Things get both surreal and very difficult before long as new enemies and patterns emerge, forcing you think fast and respond even faster. You’ll perish often, but Circa Infinity is such a uniquely mesmerizing experience that it compels you to keep going to master its tricks and overcome its myriad twists.
Lost in Harmony, an Android music game released earlier this month, has its tense moments, but is often calm and pleasing. Dub Dash is something else entirely: This rhythm game prods you within moments and rarely lets up, challenging you to guide a rolling wheel through pulsing stages filled with beat-match obstacles. And if you blow it, you’ll feel the pain.

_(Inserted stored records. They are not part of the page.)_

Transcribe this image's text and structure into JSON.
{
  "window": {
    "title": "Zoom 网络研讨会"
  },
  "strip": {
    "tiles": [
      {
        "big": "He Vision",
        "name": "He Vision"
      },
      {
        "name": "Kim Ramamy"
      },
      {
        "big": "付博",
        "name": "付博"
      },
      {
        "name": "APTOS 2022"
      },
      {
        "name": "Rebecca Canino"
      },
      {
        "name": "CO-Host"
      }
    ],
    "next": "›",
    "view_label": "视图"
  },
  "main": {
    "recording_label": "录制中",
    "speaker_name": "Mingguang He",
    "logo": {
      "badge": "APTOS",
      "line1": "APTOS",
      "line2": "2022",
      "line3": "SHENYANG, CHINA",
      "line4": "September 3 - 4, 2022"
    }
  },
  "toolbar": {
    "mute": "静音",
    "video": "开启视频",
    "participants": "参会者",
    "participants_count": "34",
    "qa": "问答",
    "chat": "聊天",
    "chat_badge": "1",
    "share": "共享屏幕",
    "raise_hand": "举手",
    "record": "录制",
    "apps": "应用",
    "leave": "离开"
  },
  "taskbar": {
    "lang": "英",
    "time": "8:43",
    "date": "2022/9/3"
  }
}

Evading hazards is a matter of tapping or holding the right or left side of the screen at first, but tricky patterns and the dazzling, strobe-like presentation make it tough to prepare for what’s ahead. Dub Dash is also relentless, forcing you to restart an entire stage with a single mistake (unless you have extra hearts stored up), but rhythm game die-hards should love the challenge. It’s a unique and pleasing take on the genre, if you’re up to the task.
Earthquakes are an ever-present threat in some areas, and if your phone could help save lives someday, wouldn’t you want it to? MyShake is a new app from the UC Berkeley Seismological Laboratory, and it uses the motion sensors in your phone to detect the very specific vibrational patterns that indicate a coming quake. In other words, running with your phone in your pocket probably won’t trigger the warning.
MyShake runs in the background and seemingly uses minimal resources, and when the right kind of vibrations are detected, an alert is sent to the UC Berkeley team. For now, you’re essentially just helping drive the research: With more than 100,000 installs already, they’re creating a blanket network of sensors that could help detect future quakes faster and get warnings out to people in time to make more of a difference.
Can’t get enough of the Kardashians? Looking for new ways to keep up? Luckily for you, Glu Games didn’t stop with Kim Kardashian: Hollywood, as the new Kendall & Kylie lets you create your own avatar and interact with the youngest Kardashian sisters in an array of California hotspots.
It’s not dramatically different from Kim’s game, despite the switch to portrait orientation: You’ll navigate dialogue and do a lot of busy work in the form of tapping icons and collecting currency, all in the name of trying to go viral and establish yourself in the fashion world. Kendall & Kylie is unsurprisingly vapid and filled with freemium elements, offering to speed up delays with real money—but it’s still sure to please a lot of people, if the earlier game’s success is any indication.